Alternatively, the whistleblower could provide their name with the report but request confidentiality. In this case, the employer or official body must make every effort to keep the disclosure confidential, unless the whistleblower later consents to their identity being revealed.

Why Is Whistleblowing A Controversial Activity?

Some people see whistleblowing as a controversial activity. This is because whistleblowing involves exposing wrongdoing within an organisation. However, the disclosure that is made will be in the interests of both the public and the organisation, protecting the business from potential damaging activities.

In Summary

Whistleblowing is something that everyone within an organisation should be aware of, including senior managers, HR workers and general employees.

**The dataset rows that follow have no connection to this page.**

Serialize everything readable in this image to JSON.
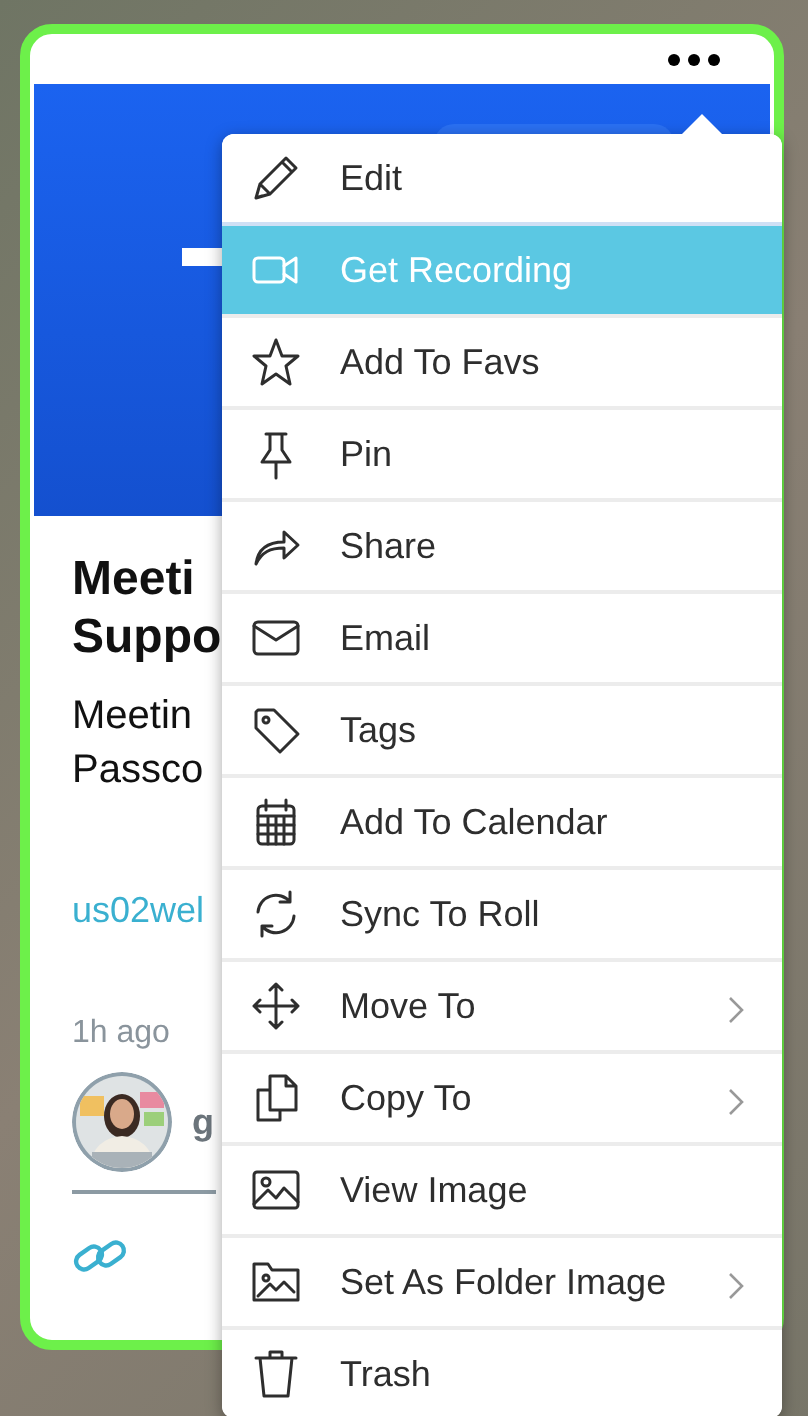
{
  "card": {
    "title_lines": [
      "Meeti",
      "Suppo"
    ],
    "description_lines": [
      "Meetin",
      "Passco"
    ],
    "link": "us02wel",
    "time": "1h ago",
    "author": "g"
  },
  "menu": {
    "items": [
      {
        "label": "Edit",
        "selected": false,
        "submenu": false
      },
      {
        "label": "Get Recording",
        "selected": true,
        "submenu": false
      },
      {
        "label": "Add To Favs",
        "selected": false,
        "submenu": false
      },
      {
        "label": "Pin",
        "selected": false,
        "submenu": false
      },
      {
        "label": "Share",
        "selected": false,
        "submenu": false
      },
      {
        "label": "Email",
        "selected": false,
        "submenu": false
      },
      {
        "label": "Tags",
        "selected": false,
        "submenu": false
      },
      {
        "label": "Add To Calendar",
        "selected": false,
        "submenu": false
      },
      {
        "label": "Sync To Roll",
        "selected": false,
        "submenu": false
      },
      {
        "label": "Move To",
        "selected": false,
        "submenu": true
      },
      {
        "label": "Copy To",
        "selected": false,
        "submenu": true
      },
      {
        "label": "View Image",
        "selected": false,
        "submenu": false
      },
      {
        "label": "Set As Folder Image",
        "selected": false,
        "submenu": true
      },
      {
        "label": "Trash",
        "selected": false,
        "submenu": false
      }
    ]
  }
}
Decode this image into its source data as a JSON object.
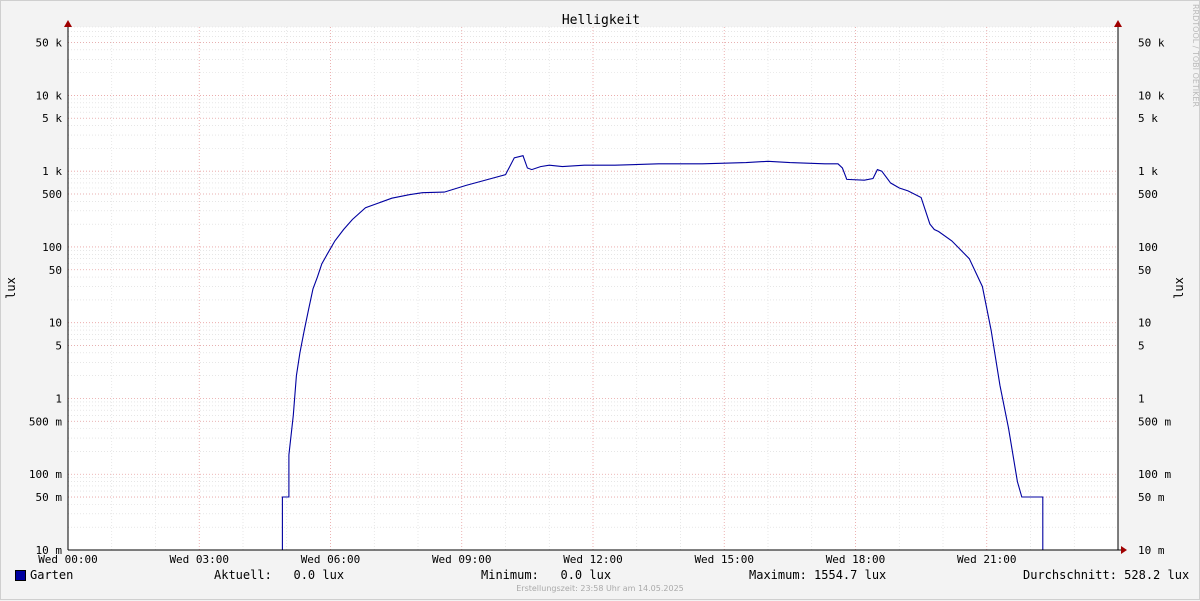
{
  "chart_data": {
    "type": "line",
    "title": "Helligkeit",
    "ylabel": "lux",
    "yscale": "log",
    "ylim": [
      10,
      80000
    ],
    "xlim": [
      0,
      24
    ],
    "grid": true,
    "x_ticks": [
      {
        "value": 0,
        "label": "Wed 00:00"
      },
      {
        "value": 3,
        "label": "Wed 03:00"
      },
      {
        "value": 6,
        "label": "Wed 06:00"
      },
      {
        "value": 9,
        "label": "Wed 09:00"
      },
      {
        "value": 12,
        "label": "Wed 12:00"
      },
      {
        "value": 15,
        "label": "Wed 15:00"
      },
      {
        "value": 18,
        "label": "Wed 18:00"
      },
      {
        "value": 21,
        "label": "Wed 21:00"
      }
    ],
    "y_ticks": [
      {
        "value": 0.01,
        "label": "10 m"
      },
      {
        "value": 0.05,
        "label": "50 m"
      },
      {
        "value": 0.1,
        "label": "100 m"
      },
      {
        "value": 0.5,
        "label": "500 m"
      },
      {
        "value": 1,
        "label": "1"
      },
      {
        "value": 5,
        "label": "5"
      },
      {
        "value": 10,
        "label": "10"
      },
      {
        "value": 50,
        "label": "50"
      },
      {
        "value": 100,
        "label": "100"
      },
      {
        "value": 500,
        "label": "500"
      },
      {
        "value": 1000,
        "label": "1 k"
      },
      {
        "value": 5000,
        "label": "5 k"
      },
      {
        "value": 10000,
        "label": "10 k"
      },
      {
        "value": 50000,
        "label": "50 k"
      }
    ],
    "series": [
      {
        "name": "Garten",
        "color": "#0000a0",
        "x": [
          0,
          4.9,
          4.9,
          5.05,
          5.05,
          5.15,
          5.22,
          5.3,
          5.4,
          5.5,
          5.6,
          5.7,
          5.8,
          5.95,
          6.1,
          6.3,
          6.5,
          6.8,
          7.1,
          7.4,
          7.8,
          8.1,
          8.6,
          9.1,
          9.5,
          10.0,
          10.2,
          10.4,
          10.5,
          10.6,
          10.8,
          11.0,
          11.3,
          11.8,
          12.5,
          13.5,
          14.5,
          15.5,
          16.0,
          16.5,
          17.3,
          17.6,
          17.7,
          17.8,
          18.2,
          18.4,
          18.5,
          18.6,
          18.8,
          19.0,
          19.2,
          19.5,
          19.7,
          19.8,
          19.9,
          20.2,
          20.6,
          20.9,
          21.1,
          21.3,
          21.5,
          21.7,
          21.8,
          21.9,
          22.0,
          22.1,
          22.15,
          22.2,
          22.28,
          22.28,
          24
        ],
        "y": [
          0.01,
          0.01,
          0.05,
          0.05,
          0.18,
          0.6,
          2,
          4,
          8,
          15,
          28,
          40,
          60,
          85,
          120,
          170,
          230,
          330,
          380,
          440,
          490,
          520,
          530,
          650,
          750,
          900,
          1500,
          1600,
          1100,
          1050,
          1150,
          1200,
          1150,
          1200,
          1200,
          1250,
          1250,
          1300,
          1350,
          1300,
          1250,
          1250,
          1100,
          780,
          760,
          800,
          1050,
          1000,
          700,
          600,
          550,
          450,
          200,
          170,
          160,
          120,
          70,
          30,
          8,
          1.5,
          0.4,
          0.08,
          0.05,
          0.05,
          0.05,
          0.05,
          0.05,
          0.05,
          0.05,
          0.01,
          0.01
        ]
      }
    ]
  },
  "legend": {
    "series_name": "Garten",
    "current": "Aktuell:   0.0 lux",
    "minimum": "Minimum:   0.0 lux",
    "maximum": "Maximum: 1554.7 lux",
    "average": "Durchschnitt: 528.2 lux"
  },
  "footer": "Erstellungszeit: 23:58 Uhr am 14.05.2025",
  "credit": "RRDTOOL / TOBI OETIKER",
  "colors": {
    "series": "#0000a0",
    "major_grid": "#e8a0a0",
    "minor_grid": "#d8d8d8",
    "plot_bg": "#ffffff",
    "page_bg": "#f3f3f3",
    "axis_arrow": "#a00000"
  }
}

It is everyone’s responsibility to blow the whistle and report potential harmful activity, protecting the interests of both the public and the organisation itself.

The leading whistleblowing charity, Protect, changed its name from Public Concern At Work in 2018, in an attempt to combat the misconception that the charity only supported those in the public sector. In fact, Protect is a charity that supports any employee that decides to blow the whistle and alert the business or an official organisation about illegal activity or misconduct within an organisation.